The Saturday meeting to discuss school discipline issues was co-hosted by Mason District School Board member Sandy Evans and me. The catalyst for the meeting was the Board Matter introduced by Hunter Mill District Supervisor Cathy Hudgins and me last month, which advocated for county and schools to partner in addressing the disciplinary process. The town meeting was the first opportunity for community members to voice their views publicly. Community input is critical to the decisions being made, and several parents shared their personal frustrations, even outrage, about their student’s experiences.
At-Large School Board member Tina Hone said the existing process is a labyrinth. Navigating the maze is nearly impossible for most families, she added, and asked “Do we have to choose between a safe school system and a just school system?” Answering her own question, Ms. Hone said, “We have a safe system; we need a fair and just discipline system.”
Mason District resident Steve Klass, a retired teacher active with the Fairfax Partnership for Youth (FPY), noted several areas of concern identified by FPY. He said that, ethically, the school should call the parent immediately at the first sign of trouble. Second, the process needs to be documented, and resources outlined. Third, the Student Rights and Responsibilities handbook, which has grown from a brochure to a 60-page document, should be reviewed and revised. His suggestion for a reality video about discipline, geared to youth, met with a lot of support from the attendees. Since alternatives to suspension often become financial issues for families, he said, administrators need to have flexibility in their recommendations. Finally, he suggested that CASA (Court-Appointed Special Advocates) or another non-profit organization might be able to provide coordination of the multiple services available to troubled kids. Linda Eatmon-Jones, executive director of CrisisLink, told the group that more kids are calling that hotline between midnight and 6 a.m., a 169 percent increase in calls.
Several speakers commented that discipline issues often are the result of kids just making bad decisions.

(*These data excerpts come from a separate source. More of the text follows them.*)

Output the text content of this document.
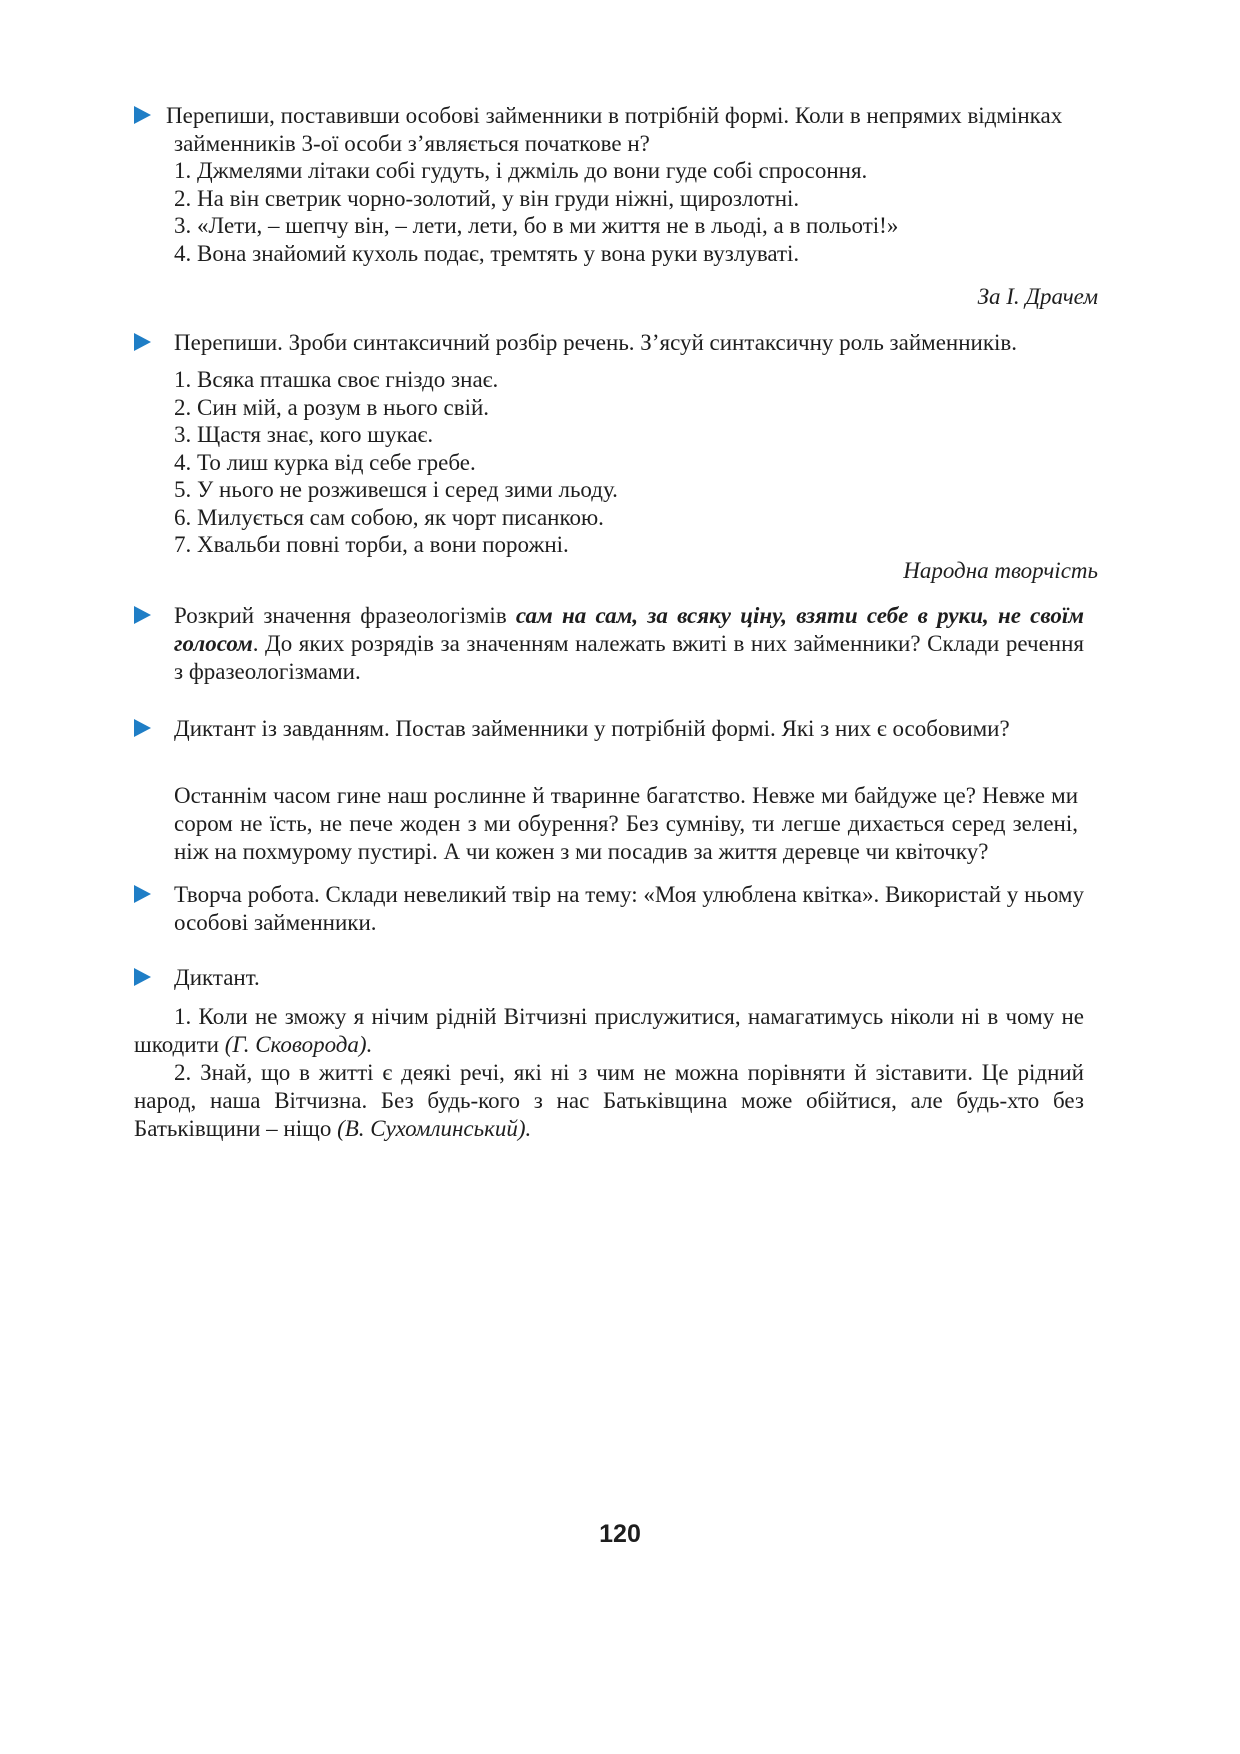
Перепиши, поставивши особові займенники в потрібній формі. Коли в непрямих відмінках
займенників 3-ої особи з’являється початкове н?
1. Джмелями літаки собі гудуть, і джміль до вони гуде собі спросоння.
2. На він светрик чорно-золотий, у він груди ніжні, щирозлотні.
3. «Лети, – шепчу він, – лети, лети, бо в ми життя не в льоді, а в польоті!»
4. Вона знайомий кухоль подає, тремтять у вона руки вузлуваті.
За І. Драчем
Перепиши. Зроби синтаксичний розбір речень. З’ясуй синтаксичну роль займенників.
1. Всяка пташка своє гніздо знає.
2. Син мій, а розум в нього свій.
3. Щастя знає, кого шукає.
4. То лиш курка від себе гребе.
5. У нього не розживешся і серед зими льоду.
6. Милується сам собою, як чорт писанкою.
7. Хвальби повні торби, а вони порожні.
Народна творчість
Розкрий значення фразеологізмів сам на сам, за всяку ціну, взяти себе в руки, не своїм голосом. До яких розрядів за значенням належать вжиті в них займенники? Склади речення з фразеологізмами.
Диктант із завданням. Постав займенники у потрібній формі. Які з них є особовими?
Останнім часом гине наш рослинне й тваринне багатство. Невже ми байдуже це? Невже ми сором не їсть, не пече жоден з ми обурення? Без сумніву, ти легше дихається серед зелені, ніж на похмурому пустирі. А чи кожен з ми посадив за життя деревце чи квіточку?
Творча робота. Склади невеликий твір на тему: «Моя улюблена квітка». Використай у ньому особові займенники.
Диктант.
1. Коли не зможу я нічим рідній Вітчизні прислужитися, намагатимусь ніколи ні в чому не шкодити (Г. Сковорода).
2. Знай, що в житті є деякі речі, які ні з чим не можна порівняти й зіставити. Це рідний народ, наша Вітчизна. Без будь-кого з нас Батьківщина може обійтися, але будь-хто без Батьківщини – ніщо (В. Сухомлинський).
120
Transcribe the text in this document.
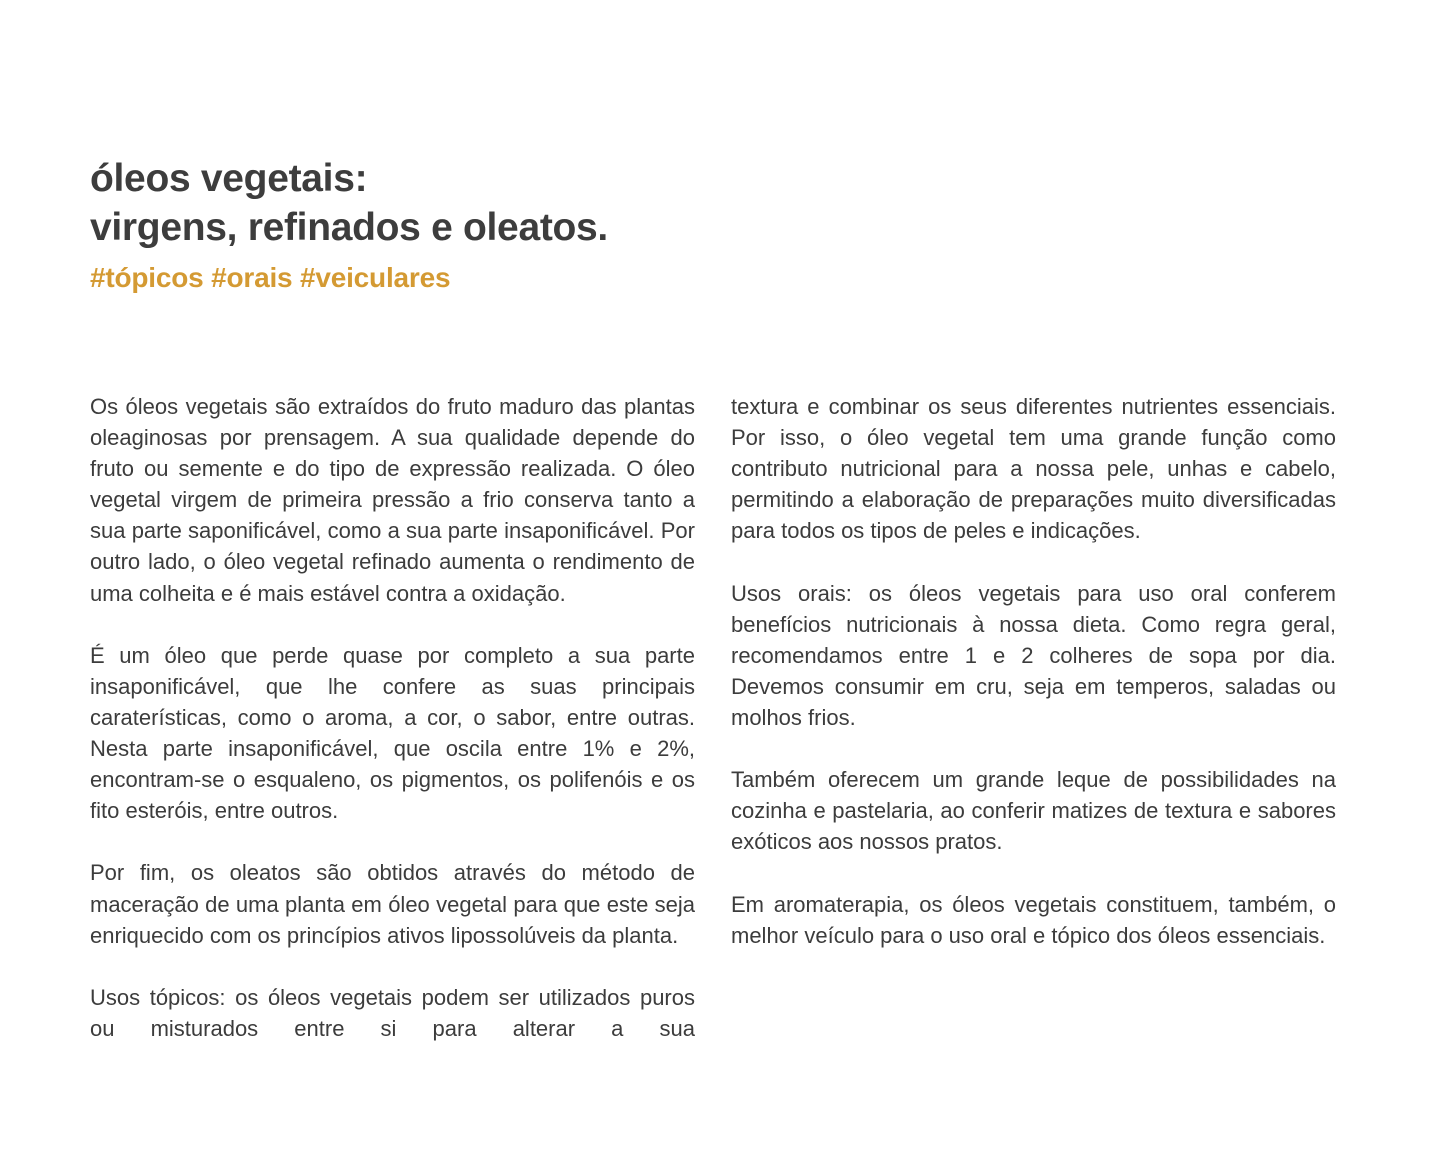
óleos vegetais:
virgens, refinados e oleatos.
#tópicos #orais #veiculares

Os óleos vegetais são extraídos do fruto maduro das plantas oleaginosas por prensagem. A sua qualidade depende do fruto ou semente e do tipo de expressão realizada. O óleo vegetal virgem de primeira pressão a frio conserva tanto a sua parte saponificável, como a sua parte insaponificável. Por outro lado, o óleo vegetal refinado aumenta o rendimento de uma colheita e é mais estável contra a oxidação.

É um óleo que perde quase por completo a sua parte insaponificável, que lhe confere as suas principais caraterísticas, como o aroma, a cor, o sabor, entre outras. Nesta parte insaponificável, que oscila entre 1% e 2%, encontram-se o esqualeno, os pigmentos, os polifenóis e os fito esteróis, entre outros.

Por fim, os oleatos são obtidos através do método de maceração de uma planta em óleo vegetal para que este seja enriquecido com os princípios ativos lipossolúveis da planta.

Usos tópicos: os óleos vegetais podem ser utilizados puros ou misturados entre si para alterar a sua

textura e combinar os seus diferentes nutrientes essenciais. Por isso, o óleo vegetal tem uma grande função como contributo nutricional para a nossa pele, unhas e cabelo, permitindo a elaboração de preparações muito diversificadas para todos os tipos de peles e indicações.

Usos orais: os óleos vegetais para uso oral conferem benefícios nutricionais à nossa dieta. Como regra geral, recomendamos entre 1 e 2 colheres de sopa por dia. Devemos consumir em cru, seja em temperos, saladas ou molhos frios.

Também oferecem um grande leque de possibilidades na cozinha e pastelaria, ao conferir matizes de textura e sabores exóticos aos nossos pratos.

Em aromaterapia, os óleos vegetais constituem, também, o melhor veículo para o uso oral e tópico dos óleos essenciais.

A Mason District pastor recently told me that all teens can be “temporarily stupid” at some point in their young lives. One PTA member said that “telling our kids not to say anything to authorities” is disturbing, but that is exactly what some parents tell their children now. Schools should educate, not punish, and students need to learn lessons that are appropriate to the error. The fathers of Nick Stuban and Josh Anderson, both Fairfax students who committed suicide, attended the meeting, in testament to the painful memories of their sons’ sad journeys through the discipline labyrinth.
By the end of the meeting, attendees urged that the discipline system must change now. One parent said she’d rather have brain surgery again than have one more student face what she and her son did. “Stop what they’re doing to our children; stop hurting our kids” were just a few of the appeals from parents. The final speaker read a lengthy email from a teenager who had gotten caught up in drug use and was moved from his base school and social supports. “I need your help because no one will listen to me,” he wrote anonymously. Are we listening?